A senior Pentagon official, on a visit to Pakistan a year ago, said he was "stunned by the increasing Talibanization" of the country as Islamic extremism spread from the border regions into mainstream Pakistan.
"The situation is extremely dire," said Ahmed Rashid, a veteran Pakistani journalist and author of a new book on the region, Descent into Chaos.
"People are scared" about the growth of extremism, he told a Washington gathering last week. "It will be a period of mayhem and crisis."
Despite pressure from Washington, the new Pakistani government has pursued peace talks with tribal leaders in the Federally Administered Tribal Area and North West Frontier province where al-Qaida and other extremists established sanctuaries after the U.S.-led invasion of Afghanistan in late 2001.
But apart from an occasional strike by an armed Predator drone against terrorists in the tribal area, the United States has refrained from intervening.
"The situation is hard to follow and not easy to influence," said a senior State Department official. "Our approval ratings are steadily declining."
He noted a recent poll by Pakistan's respected Herald magazine, in which 75 percent of the respondents said it was wrong for Pakistan to align itself with the United States after the Sept. 11 attacks.

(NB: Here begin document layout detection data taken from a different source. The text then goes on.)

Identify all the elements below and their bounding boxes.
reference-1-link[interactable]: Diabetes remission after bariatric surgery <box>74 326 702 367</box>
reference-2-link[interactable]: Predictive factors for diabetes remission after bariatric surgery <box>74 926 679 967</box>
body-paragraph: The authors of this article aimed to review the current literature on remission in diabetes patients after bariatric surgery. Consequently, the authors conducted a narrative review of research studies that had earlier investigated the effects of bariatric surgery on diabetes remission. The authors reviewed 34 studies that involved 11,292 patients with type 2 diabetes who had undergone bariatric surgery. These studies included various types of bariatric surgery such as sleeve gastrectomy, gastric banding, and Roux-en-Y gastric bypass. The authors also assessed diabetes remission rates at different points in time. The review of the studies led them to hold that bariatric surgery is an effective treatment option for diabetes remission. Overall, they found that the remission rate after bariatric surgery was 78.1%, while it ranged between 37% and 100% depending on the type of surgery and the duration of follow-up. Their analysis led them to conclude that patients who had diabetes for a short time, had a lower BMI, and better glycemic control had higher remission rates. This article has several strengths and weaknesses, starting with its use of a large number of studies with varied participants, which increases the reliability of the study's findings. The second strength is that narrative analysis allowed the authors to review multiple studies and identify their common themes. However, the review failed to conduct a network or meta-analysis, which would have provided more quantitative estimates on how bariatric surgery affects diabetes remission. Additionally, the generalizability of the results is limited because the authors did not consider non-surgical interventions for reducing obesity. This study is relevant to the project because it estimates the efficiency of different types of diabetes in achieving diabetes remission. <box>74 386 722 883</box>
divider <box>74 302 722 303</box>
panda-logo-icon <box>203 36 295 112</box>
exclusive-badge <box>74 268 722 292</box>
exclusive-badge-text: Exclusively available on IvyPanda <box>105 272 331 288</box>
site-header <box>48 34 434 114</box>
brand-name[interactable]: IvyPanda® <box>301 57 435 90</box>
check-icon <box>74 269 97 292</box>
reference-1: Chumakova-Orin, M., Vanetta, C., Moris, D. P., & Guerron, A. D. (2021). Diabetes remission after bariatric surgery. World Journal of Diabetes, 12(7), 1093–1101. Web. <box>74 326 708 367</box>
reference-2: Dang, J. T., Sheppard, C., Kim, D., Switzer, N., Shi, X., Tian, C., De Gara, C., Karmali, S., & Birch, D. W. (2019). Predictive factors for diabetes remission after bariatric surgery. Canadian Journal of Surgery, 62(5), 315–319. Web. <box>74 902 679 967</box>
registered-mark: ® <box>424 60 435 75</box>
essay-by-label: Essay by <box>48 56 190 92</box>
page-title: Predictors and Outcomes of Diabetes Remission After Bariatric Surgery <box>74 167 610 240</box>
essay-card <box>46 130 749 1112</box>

"That's three-quarters of Pakistani society, not just the uneducated rabble or Islamists. These are people who normally looked at the United States in a very favorable light. So, we are hurting in Pakistan," said the State Department official, who asked not to be identified so he could speak candidly.
Analysts say that the United States bears some responsibility for allowing extremism to fester in Pakistan's border regions.
"The threat of terrorism and extremism is a direct result of the lackadaisical attitude of the United States" after the war in Afghanistan, when Washington's attention turned to the invasion of Iraq, Rashid said.
Extremist sanctuaries became well-established in Pakistan's border regions during the holy war against the Soviet occupation of Afghanistan, when insurgents were heavily armed and bankrolled by the CIA through Pakistan's army and intelligence services.
In a region with 6,000 madrassas, or Islamic schools, and about 600,000 students, there is a rich recruiting base for al-Qaida and the Taliban in Afghanistan and Pakistan, which are seeking to extend their influence across Pakistan, said Thomas Johnson, a research professor and Pashtun scholar at the Naval Postgraduate School in Monterey, Calif.
In April, the Government Accountability Office, the investigative arm of Congress, reported that the Bush administration had failed to develop a comprehensive plan to eradicate the terrorist threat and close the havens in Pakistan's border regions.
But officials say the United States has little choice but to be patient and help as it can. Since the Sept. 11 attacks, the United States has provided $10.5 billion to Pakistan, mostly in military aid. The United States has pledged $750 million to ease what the State Department says are "abysmal social conditions" in the border regions, but much of it is being held up because of terrorist attacks there.
A major step, State Department officials say, would be the establishment of free-trade zones in the border areas, but legislation authorizing such zones is stalled in Congress and given little chance of passage, State Department officials say.
Meanwhile, the Pentagon is sending several dozen trainers to Pakistan this summer to train the Pakistani army and the Frontier Corps, which patrols the border regions, in counterinsurgency tactics. But analysts such as Rashid say the Frontier Corps, a locally based militia, is heavily infiltrated by extremists.
"This is a long-term strategy with short-term risks," said a Pentagon expert on the region. "It's going to be hard going."